Aslında bu ayrımlar âşıklarımızı birbirinden ayıran kesin ölçütler değildir. Birçok âşık ayrımlarından sadece birine sahip olabileceği gibi, bir âşıkta bu özelliklerin birçoğu birden de bulunabilmektedir. Söz gelimi bir aşığımız, hem telden söyleyen, hem hikâye anlatan, hikâye de oluşturan hem de badeli olabilen bir âşık olabilir. Mesela Çıldırlı Âşık Şenlik,  hem badeli,  hem telden söyleyen, hem halk hikâyeleri de anlatan hem de kendisi de hikâye tasnif eden bir aşığımızdır.

Günümüzdeki Âşık edebiyatı, İslamiyet öncesindeki ozan - baksı geleneğinin İslamiyet’le birlikte bu günkü halini alan şeklidir. Temellerini ozan- baksı - kam geleneğine dayandırmış, o temellerin üzerinde İslami dönemdeki âşıklık geleneği kurulmuştur.

Âşıklık geleneğinde sazlı veya sazsız, doğaçlama söyleyerek veya yazarak ya da birkaç özelliği birden taşıyıp dil, şekil konu vb bakımlardan geleneğe bağlı şiir söyleyenlere âşık veya ozan denir.

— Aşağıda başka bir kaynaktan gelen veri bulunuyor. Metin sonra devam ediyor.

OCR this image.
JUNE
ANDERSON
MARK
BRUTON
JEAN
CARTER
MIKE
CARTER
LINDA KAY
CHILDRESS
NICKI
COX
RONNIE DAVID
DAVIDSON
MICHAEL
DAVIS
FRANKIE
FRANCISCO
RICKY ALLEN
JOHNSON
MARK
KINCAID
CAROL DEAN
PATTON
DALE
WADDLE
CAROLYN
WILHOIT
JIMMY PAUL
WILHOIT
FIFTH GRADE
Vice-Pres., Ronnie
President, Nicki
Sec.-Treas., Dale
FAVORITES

Âşıkları yönlendiren kurallar bütününe ise âşıklık geleneği denir. Âşık geleneği kendine özgü töresi, geleneğe dayalı yapısı, âşık olmak, âşıklığı sürdürmek, belli konularda söylemek, belli nazım şekilleri ve türleri dâhilinde ürünler oluşturmak, kendine özgü, söyleyiş ve dil dünyası vücuda getirmek gibi için uyulması gereken kurallar oluşturmuş bir gelenektir. (.edebiyadvesanatakademisi.com/edebiyad/806-%C3%A2siklik_gelenegimizl )

 

GEZGİN ÂŞIK OLMA GEREKÇELERİ

Âşıklık geleneğimizde en dikkat çeken âşık tip gezgin âşıklarımızdır. Gezgin âşıklarımızın ana özelliklerinden birisi genellikle saz çalma konusunda da ustalaşmış âşıklar olmasıdır. Saz çalma becerisi bir aşığın gezgin âşık olabilmesi için neredeyse şart olan bir özelliktir. Bu bakımdan dilden söyleyen âşıkların gezgin âşık olabilmeleri pratik olarak mümkün olmamaktdır. Dilden söyleyen aşıklar saz çalmayı bilmediklerinden fazla rağbet görememektedir. Bu bakımdan dilden söyleyen gezgin aşık modeline fazla rastlanılmamıştır.

Gezgin âşık modelinde önemli olan diğer bir husus, bu tip âşıkların kendilerine ve yeteneklerine güvenen, her gittikleri yerde kendilerine dinleyici bulabileceklerine inanan, yetenekli âşıklar olmalarıdır. Geleneklerden yola çıkarak Gezgin Âşıklık modelinin ortaya çıkmasına vesile olan nedenleri birkaç grupta toplamak mümkündür.  Gezgin âşıkların gezgin olma nedenleri şu şekilde sıralanabilir.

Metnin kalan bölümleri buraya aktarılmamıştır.